Results for the atypical form are less predictable but still meaningful. One large study of 672 patients with atypical TN found that 47% experienced complete pain relief immediately after MVD, compared to 80% of those with the typical form. However, when partial relief was included, 87% of atypical TN patients saw significant improvement. Other studies have reported similar ranges: 79% to 92% of atypical TN patients experiencing at least partial pain relief after surgery. The recurrence rate across all types of trigeminal neuralgia following MVD is 10% to 30% over the long term.

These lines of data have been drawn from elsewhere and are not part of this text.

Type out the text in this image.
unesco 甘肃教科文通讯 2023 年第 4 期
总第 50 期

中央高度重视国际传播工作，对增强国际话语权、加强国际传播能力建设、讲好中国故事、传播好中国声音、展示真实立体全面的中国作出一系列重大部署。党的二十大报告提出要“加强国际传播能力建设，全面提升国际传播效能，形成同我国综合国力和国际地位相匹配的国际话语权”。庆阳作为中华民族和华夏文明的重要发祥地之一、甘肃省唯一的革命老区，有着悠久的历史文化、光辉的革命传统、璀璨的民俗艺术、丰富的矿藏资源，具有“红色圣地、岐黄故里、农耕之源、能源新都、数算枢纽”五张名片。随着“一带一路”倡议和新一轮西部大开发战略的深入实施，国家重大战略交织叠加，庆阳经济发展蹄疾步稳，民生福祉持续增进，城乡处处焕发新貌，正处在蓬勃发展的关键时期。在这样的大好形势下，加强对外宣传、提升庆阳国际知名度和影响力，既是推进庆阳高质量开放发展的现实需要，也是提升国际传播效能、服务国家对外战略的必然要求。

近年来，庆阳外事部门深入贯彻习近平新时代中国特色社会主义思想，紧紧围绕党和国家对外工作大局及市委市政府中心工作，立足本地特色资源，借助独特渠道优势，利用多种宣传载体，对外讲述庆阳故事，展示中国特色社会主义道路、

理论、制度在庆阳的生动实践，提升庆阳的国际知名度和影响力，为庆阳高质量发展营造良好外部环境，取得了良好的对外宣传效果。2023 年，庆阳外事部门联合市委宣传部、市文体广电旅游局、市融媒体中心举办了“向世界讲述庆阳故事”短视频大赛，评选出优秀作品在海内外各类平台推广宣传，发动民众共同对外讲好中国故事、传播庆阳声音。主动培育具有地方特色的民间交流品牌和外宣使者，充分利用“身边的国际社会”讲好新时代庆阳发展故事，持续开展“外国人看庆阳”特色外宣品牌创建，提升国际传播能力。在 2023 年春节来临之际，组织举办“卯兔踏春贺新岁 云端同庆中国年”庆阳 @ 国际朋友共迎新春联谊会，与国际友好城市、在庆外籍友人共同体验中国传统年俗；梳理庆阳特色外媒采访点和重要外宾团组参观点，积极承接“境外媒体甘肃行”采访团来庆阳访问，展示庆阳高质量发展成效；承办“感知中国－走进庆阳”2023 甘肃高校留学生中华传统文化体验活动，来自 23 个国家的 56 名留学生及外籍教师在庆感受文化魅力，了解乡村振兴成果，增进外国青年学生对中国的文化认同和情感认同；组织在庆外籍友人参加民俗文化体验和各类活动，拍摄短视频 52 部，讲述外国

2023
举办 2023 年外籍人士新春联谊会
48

The gap between complete and partial relief is important to understand. Many people with atypical TN find that surgery eliminates the sharp, jolting pain entirely but leaves some degree of the background ache. For some, this residual pain is mild enough to manage with low-dose medication. For others, it remains a significant problem.
Living With Atypical TN
The constant nature of atypical trigeminal neuralgia takes a toll that goes beyond the pain itself. Because the ache is always present, sleep disruption, difficulty concentrating, and emotional exhaustion are common. The condition tends to be chronic, and treatment is usually about management rather than cure. Most people cycle through periods of better and worse pain, and medication adjustments are a normal, ongoing part of life with this condition.
Finding effective treatment often takes time and persistence. The combination of a constant pain component that responds poorly to standard drugs, a surgical success rate that is lower than for typical TN, and the challenge of getting an accurate diagnosis in the first place means many people see multiple specialists before landing on a plan that works. Pain management clinics, neurologists with specific expertise in facial pain, and neurosurgeons experienced in MVD are the providers most likely to offer a comprehensive approach.